そんな中でもいつも支えてくれたのはネパール人の女性たちだ。
仕方がないね~と言いながら、難しいこと、理不尽なことに適度な諦めをみせつつも、大事なところは崩れない。芯の強さ。
女性たちが見せる笑顔にいつも支えられてきたように思う。

災害で家が壊れた。
家族が病気になった。ネパールでは様々なことで簡単に生活が脅かされる。そして、簡単に人が死んでしまう社会であることを、ネパールで生活していて実感した。
交通事故で、簡単な手術で、そして地震で。
日本ではまさか、と思うようなことで、死んでいく人がいた。
私が思う途上国は、学校に行けない、食事が足りないということ以上に突き詰めて考えると「死」というものがとても身近にある社会なのではないかと感じている。
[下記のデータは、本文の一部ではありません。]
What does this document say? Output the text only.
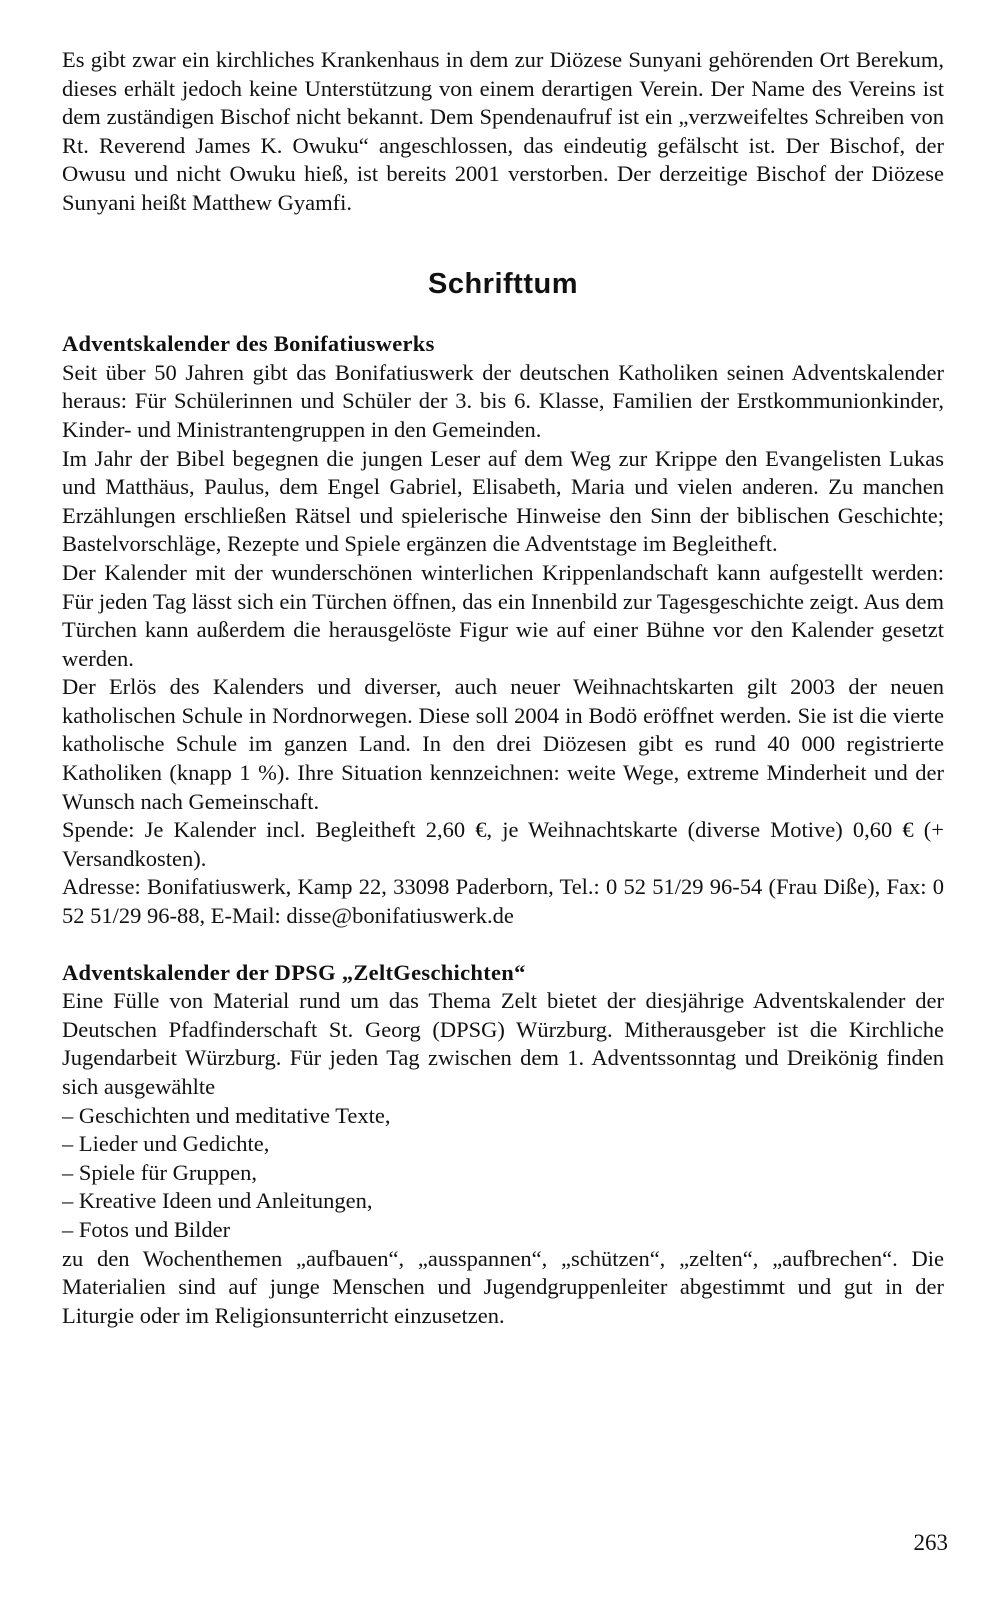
Es gibt zwar ein kirchliches Krankenhaus in dem zur Diözese Sunyani gehörenden Ort Berekum, dieses erhält jedoch keine Unterstützung von einem derartigen Verein. Der Name des Vereins ist dem zuständigen Bischof nicht bekannt. Dem Spendenaufruf ist ein „verzweifeltes Schreiben von Rt. Reverend James K. Owuku“ angeschlossen, das eindeutig gefälscht ist. Der Bischof, der Owusu und nicht Owuku hieß, ist bereits 2001 verstorben. Der derzeitige Bischof der Diözese Sunyani heißt Matthew Gyamfi.

Schrifttum

Adventskalender des Bonifatiuswerks

Seit über 50 Jahren gibt das Bonifatiuswerk der deutschen Katholiken seinen Adventskalender heraus: Für Schülerinnen und Schüler der 3. bis 6. Klasse, Familien der Erstkommunionkinder, Kinder- und Ministrantengruppen in den Gemeinden.

Im Jahr der Bibel begegnen die jungen Leser auf dem Weg zur Krippe den Evangelisten Lukas und Matthäus, Paulus, dem Engel Gabriel, Elisabeth, Maria und vielen anderen. Zu manchen Erzählungen erschließen Rätsel und spielerische Hinweise den Sinn der biblischen Geschichte; Bastelvorschläge, Rezepte und Spiele ergänzen die Adventstage im Begleitheft.

Der Kalender mit der wunderschönen winterlichen Krippenlandschaft kann aufgestellt werden: Für jeden Tag lässt sich ein Türchen öffnen, das ein Innenbild zur Tagesgeschichte zeigt. Aus dem Türchen kann außerdem die herausgelöste Figur wie auf einer Bühne vor den Kalender gesetzt werden.

Der Erlös des Kalenders und diverser, auch neuer Weihnachtskarten gilt 2003 der neuen katholischen Schule in Nordnorwegen. Diese soll 2004 in Bodö eröffnet werden. Sie ist die vierte katholische Schule im ganzen Land. In den drei Diözesen gibt es rund 40 000 registrierte Katholiken (knapp 1 %). Ihre Situation kennzeichnen: weite Wege, extreme Minderheit und der Wunsch nach Gemeinschaft.

Spende: Je Kalender incl. Begleitheft 2,60 €, je Weihnachtskarte (diverse Motive) 0,60 € (+ Versandkosten).

Adresse: Bonifatiuswerk, Kamp 22, 33098 Paderborn, Tel.: 0 52 51/29 96-54 (Frau Diße), Fax: 0 52 51/29 96-88, E-Mail: disse@bonifatiuswerk.de

Adventskalender der DPSG „ZeltGeschichten“

Eine Fülle von Material rund um das Thema Zelt bietet der diesjährige Adventskalender der Deutschen Pfadfinderschaft St. Georg (DPSG) Würzburg. Mitherausgeber ist die Kirchliche Jugendarbeit Würzburg. Für jeden Tag zwischen dem 1. Adventssonntag und Dreikönig finden sich ausgewählte

– Geschichten und meditative Texte,
– Lieder und Gedichte,
– Spiele für Gruppen,
– Kreative Ideen und Anleitungen,
– Fotos und Bilder

zu den Wochenthemen „aufbauen“, „ausspannen“, „schützen“, „zelten“, „aufbrechen“. Die Materialien sind auf junge Menschen und Jugendgruppenleiter abgestimmt und gut in der Liturgie oder im Religionsunterricht einzusetzen.

263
それでも、ネパールの女性たちは笑う。時に踊って、時に冗談を交えて。笑わないと、人は追いつめられる。
考えすぎちゃだめ。
そんなことをよく言われた。自分を大切にする生き方をネパールの女性たちに教わった。
人として最も大事な根っこの部分をしっかりと持っている。これは一つの豊かさと言えるのではないだろうか。

ネパールの復興は、まだまだ道半ば。
一日も早い復興というわけではないかもしれない。

日々の小さな営みを大切にしながら、少しずつ復興に取り組むネパールの人びと、そして女性たちがいることをぜひ忘れないでもらいたい。

すてきな笑顔(撮影:渋谷敦志)

すてきな笑顔(撮影:渋谷敦志)

ネパールの女性は今何をしているだろう、と考える。
きっと、お茶を片手に、「まったく、しょうがないねー」とにこにこ笑いながら、日当たりの良い場所にゴザを敷いて休憩しているのだろう、と思うとそれだけで、こちらもほっとした気持ちになるから不思議なものだ。

 

 

miyahara<プロフィール>宮原 麻季(みやはら・まき)
民間企業勤務を経て2010年に国際協力機構(JICA)青年海外協力隊にてネパールへ赴任。2012年7月にシャプラニールに入職。
2012年11月よりネパール・カトマンズ事務所長。2016年4月に帰任予定。

この記事の情報は2016年11月25日は時点です。